Enter CommonWealth, which is now keen on making – in the words of Christopher Ostop, executive vice president for Jones Lang LaSalle (JLL) in Hartford, the firm that brokered the CityPlace I deal – its own “big bet” on downtown Hartford.

Yes, CommonWealth is gambling with better odds than Northland. CityPlace I boasts a long list of stable, long-term tenants. The full building stands as a rare bright spot in an otherwise gloomy downtown market that produced a 30 percent vacancy rate for much of last year.

The deal also gives CommonWealth an inside edge should it ever decide to pursue ownership of CityPlace II, located adjacent to the bigger property.

But still, CommonWealth risks falling prey to the same kind of hubris that sunk its Newton neighbor in Connecticut’s capital city.

One has to wonder why, after owning the building since its construction in 1983 and seeing it through a number of ups and downs and a pricey renovation, CityPlace I’s sellers decided to cut and run now.

Then again, at $112 per-square-foot, the purchase price represented downtown Hartford’s most expensive commercial property deal since the heady days of 2007. Perhaps the sellers knew something we didn’t and decided to sign before CommonWealth reconsidered the wisdom of signing a 2007-level deal in 2012.
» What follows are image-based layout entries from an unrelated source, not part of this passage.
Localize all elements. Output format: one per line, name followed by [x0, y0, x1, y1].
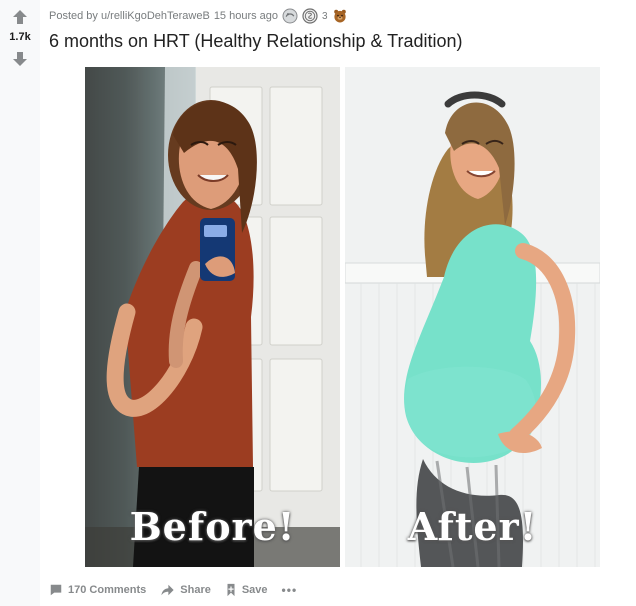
share-label: Share [180, 584, 211, 596]
arrow-up-icon [13, 10, 27, 24]
gold-coin-award-icon[interactable] [302, 8, 318, 24]
upvote-button[interactable] [8, 7, 32, 27]
post-time[interactable]: 15 hours ago [214, 10, 278, 22]
post-title[interactable]: 6 months on HRT (Healthy Relationship & … [49, 31, 463, 52]
posted-by-user-link[interactable]: Posted by u/relliKgoDehTeraweB [49, 10, 210, 22]
arrow-down-icon [13, 52, 27, 66]
before-photo-illustration [85, 67, 340, 567]
share-arrow-icon [161, 584, 174, 596]
more-options-button[interactable]: ••• [282, 583, 298, 597]
reddit-post: 1.7k Posted by u/relliKgoDehTeraweB 15 h… [0, 0, 636, 606]
silver-award-icon[interactable] [282, 8, 298, 24]
after-photo-illustration [345, 67, 600, 567]
vote-score: 1.7k [9, 31, 31, 43]
comments-label: 170 Comments [68, 584, 147, 596]
comment-icon [50, 584, 62, 596]
more-options-icon: ••• [281, 583, 298, 597]
comments-button[interactable]: 170 Comments [49, 583, 146, 597]
after-caption: After! [407, 504, 538, 549]
before-photo-panel: Before! [85, 67, 340, 567]
save-label: Save [241, 584, 268, 596]
after-photo-panel: After! [345, 67, 600, 567]
bear-award-icon[interactable] [332, 8, 348, 24]
downvote-button[interactable] [8, 49, 32, 69]
vote-rail: 1.7k [0, 0, 40, 606]
before-caption: Before! [129, 504, 296, 549]
save-button[interactable]: Save [225, 583, 268, 597]
post-image[interactable]: Before! After! [85, 67, 600, 567]
award-count: 3 [322, 10, 328, 22]
share-button[interactable]: Share [160, 583, 211, 597]
post-meta: Posted by u/relliKgoDehTeraweB 15 hours … [49, 8, 348, 24]
post-actions: 170 Comments Share Save ••• [49, 579, 297, 601]
save-bookmark-icon [227, 583, 235, 597]
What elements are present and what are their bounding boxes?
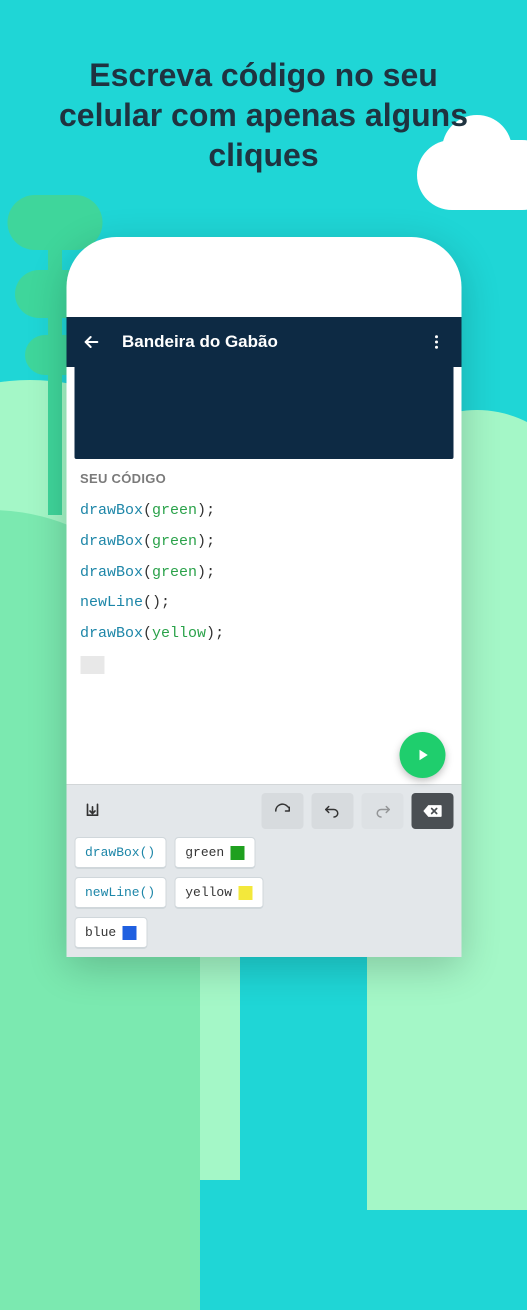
redo-forward-button (361, 793, 403, 829)
overflow-menu-button[interactable] (425, 331, 447, 353)
app-bar-title: Bandeira do Gabão (122, 332, 425, 352)
app-bar: Bandeira do Gabão (66, 317, 461, 367)
kebab-vert-icon (427, 333, 445, 351)
arrow-left-icon (81, 332, 101, 352)
redo-button[interactable] (261, 793, 303, 829)
code-cursor (80, 656, 104, 674)
token-fn[interactable]: drawBox() (74, 837, 166, 869)
token-label: drawBox() (85, 845, 155, 860)
phone-mockup: Bandeira do Gabão SEU CÓDIGO drawBox(gre… (66, 237, 461, 957)
code-line: drawBox(green); (80, 496, 447, 527)
redo-forward-icon (373, 802, 391, 820)
back-button[interactable] (80, 331, 102, 353)
color-swatch (230, 846, 244, 860)
color-swatch (238, 886, 252, 900)
code-line: drawBox(green); (80, 527, 447, 558)
run-button[interactable] (399, 732, 445, 778)
token-keyboard: drawBox() newLine() blue green yellow (66, 784, 461, 957)
token-color[interactable]: blue (74, 917, 147, 949)
color-swatch (122, 926, 136, 940)
token-label: newLine() (85, 885, 155, 900)
token-label: yellow (185, 885, 232, 900)
token-label: green (185, 845, 224, 860)
token-fn[interactable]: newLine() (74, 877, 166, 909)
code-line: drawBox(green); (80, 558, 447, 589)
code-section-label: SEU CÓDIGO (80, 471, 447, 486)
token-color[interactable]: green (174, 837, 255, 869)
backspace-icon (422, 803, 442, 819)
refresh-icon (273, 802, 291, 820)
token-label: blue (85, 925, 116, 940)
code-line: drawBox(yellow); (80, 619, 447, 650)
play-icon (413, 746, 431, 764)
download-button[interactable] (74, 793, 110, 829)
code-editor[interactable]: SEU CÓDIGO drawBox(green);drawBox(green)… (66, 471, 461, 784)
token-color[interactable]: yellow (174, 877, 263, 909)
undo-button[interactable] (311, 793, 353, 829)
app-screen: Bandeira do Gabão SEU CÓDIGO drawBox(gre… (66, 317, 461, 957)
code-line: newLine(); (80, 588, 447, 619)
undo-icon (323, 802, 341, 820)
output-preview (74, 367, 453, 459)
promo-headline: Escreva código no seu celular com apenas… (0, 0, 527, 175)
code-lines: drawBox(green);drawBox(green);drawBox(gr… (80, 496, 447, 650)
backspace-button[interactable] (411, 793, 453, 829)
download-icon (82, 801, 102, 821)
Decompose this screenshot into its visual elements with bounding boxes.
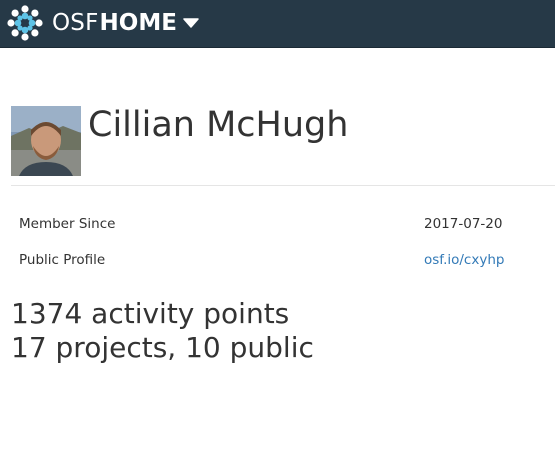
activity-points: 1374 activity points bbox=[11, 297, 290, 330]
brand-osf-text: OSF bbox=[52, 10, 99, 36]
user-stats: 1374 activity points 17 projects, 10 pub… bbox=[11, 297, 314, 365]
profile-header: Cillian McHugh bbox=[11, 105, 555, 186]
projects-count: 17 projects, 10 public bbox=[11, 331, 314, 364]
table-row: Public Profile osf.io/cxyhp bbox=[11, 242, 555, 278]
member-since-value: 2017-07-20 bbox=[424, 216, 503, 232]
profile-name: Cillian McHugh bbox=[88, 105, 349, 145]
public-profile-link[interactable]: osf.io/cxyhp bbox=[424, 252, 504, 268]
member-since-label: Member Since bbox=[19, 216, 116, 232]
profile-info-table: Member Since 2017-07-20 Public Profile o… bbox=[11, 206, 555, 278]
public-profile-label: Public Profile bbox=[19, 252, 106, 268]
osf-logo-icon bbox=[7, 5, 43, 41]
brand-home-text: HOME bbox=[99, 10, 177, 36]
osf-home-brand[interactable]: OSF HOME bbox=[7, 5, 199, 41]
public-profile-cell: osf.io/cxyhp bbox=[416, 242, 555, 278]
table-row: Member Since 2017-07-20 bbox=[11, 206, 555, 242]
top-navbar: OSF HOME bbox=[0, 0, 555, 48]
avatar bbox=[11, 106, 81, 176]
caret-down-icon[interactable] bbox=[183, 17, 199, 29]
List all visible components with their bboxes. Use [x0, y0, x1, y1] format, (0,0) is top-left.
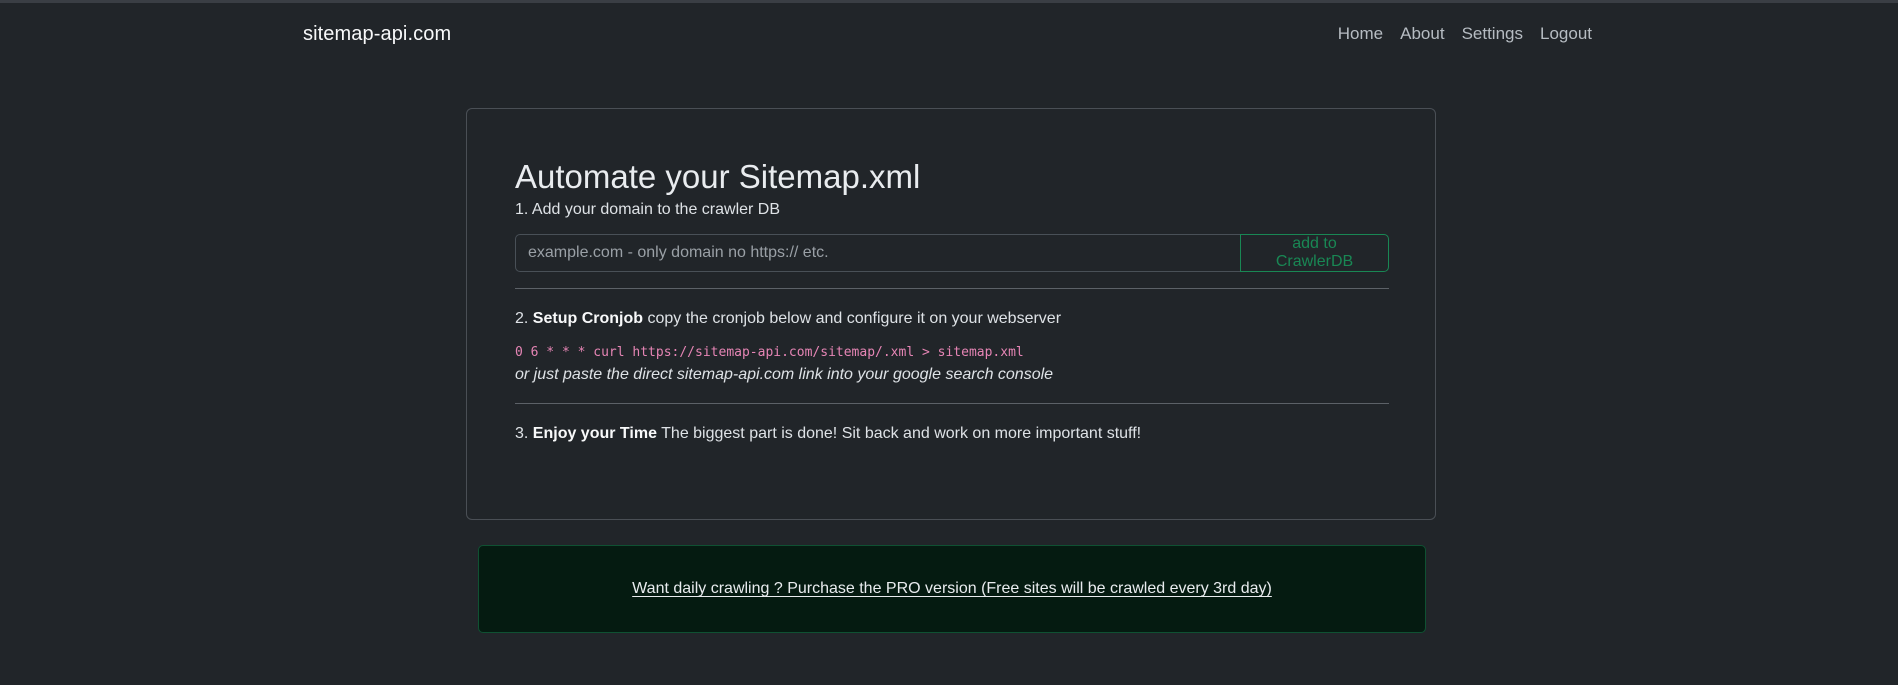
- setup-card: Automate your Sitemap.xml 1. Add your do…: [466, 108, 1436, 520]
- step-2-text: 2. Setup Cronjob copy the cronjob below …: [515, 308, 1389, 330]
- domain-input[interactable]: [515, 234, 1240, 272]
- setup-card-body: Automate your Sitemap.xml 1. Add your do…: [515, 157, 1389, 445]
- nav-links: Home About Settings Logout: [1338, 24, 1592, 44]
- step-3-description: The biggest part is done! Sit back and w…: [656, 425, 1142, 442]
- navbar: sitemap-api.com Home About Settings Logo…: [303, 18, 1593, 50]
- top-border: [0, 0, 1898, 3]
- domain-input-group: add to CrawlerDB: [515, 234, 1389, 272]
- step-1-text: 1. Add your domain to the crawler DB: [515, 201, 781, 218]
- add-to-crawlerdb-button[interactable]: add to CrawlerDB: [1240, 234, 1389, 272]
- pro-promo-banner: Want daily crawling ? Purchase the PRO v…: [478, 545, 1426, 633]
- divider: [515, 403, 1389, 404]
- nav-link-home[interactable]: Home: [1338, 24, 1383, 44]
- nav-link-about[interactable]: About: [1400, 24, 1444, 44]
- search-console-hint: or just paste the direct sitemap-api.com…: [515, 366, 1054, 383]
- step-3-number: 3.: [515, 425, 533, 442]
- divider: [515, 288, 1389, 289]
- step-3-text: 3. Enjoy your Time The biggest part is d…: [515, 423, 1389, 445]
- page-title: Automate your Sitemap.xml: [515, 158, 921, 195]
- step-2-number: 2.: [515, 310, 533, 327]
- step-2-description: copy the cronjob below and configure it …: [643, 310, 1062, 327]
- step-2-heading: Setup Cronjob: [532, 310, 644, 327]
- nav-link-settings[interactable]: Settings: [1462, 24, 1523, 44]
- nav-link-logout[interactable]: Logout: [1540, 24, 1592, 44]
- brand-link[interactable]: sitemap-api.com: [303, 23, 451, 46]
- pro-version-link[interactable]: Want daily crawling ? Purchase the PRO v…: [632, 580, 1272, 598]
- step-3-heading: Enjoy your Time: [532, 425, 657, 442]
- cronjob-code: 0 6 * * * curl https://sitemap-api.com/s…: [515, 345, 1024, 360]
CommonWealth also has to hope its deal sets a new base level in the city upon which future transactions can build, in turn building value for their property.

“I think it’ll definitely raise awareness in the investment community nationally and internationally that people are willing to do business in Hartford,” Ostop told Banker & Tradesman. “I think it clearly says that Hartford is a secondary city that should be seriously looked at.”

But Ostop also may have said it all when he called Hartford a “secondary city.”

When serviceable properties in primary cities like Boston and New York can still be had for a relative song, attracting more investors to a place like Hartford – or, for that matter, places like Worcester, New Bedford, Lowell or Lawrence, cities with very little ammunition with which to help attract new corporate tenants – is a tough sell.

In the end, there is no escaping the fact that these kinds of smaller, secondary urban centers don’t just come back because a developer says so.

So, while notable, one large transaction does not a recovery make – not in Hartford, not in Worcester (pinning its hopes on City Square) and not in New Bedford (how long has a waterfront revival been talked up in the former whaling capital?). What these cities need is their own brand of home-grown vision and leadership, plans to make the cities attractive again to both residents and the companies they will ultimately support.

And that’s something no Boston investor can hope to bring with them across Interstate-90 or down I-84.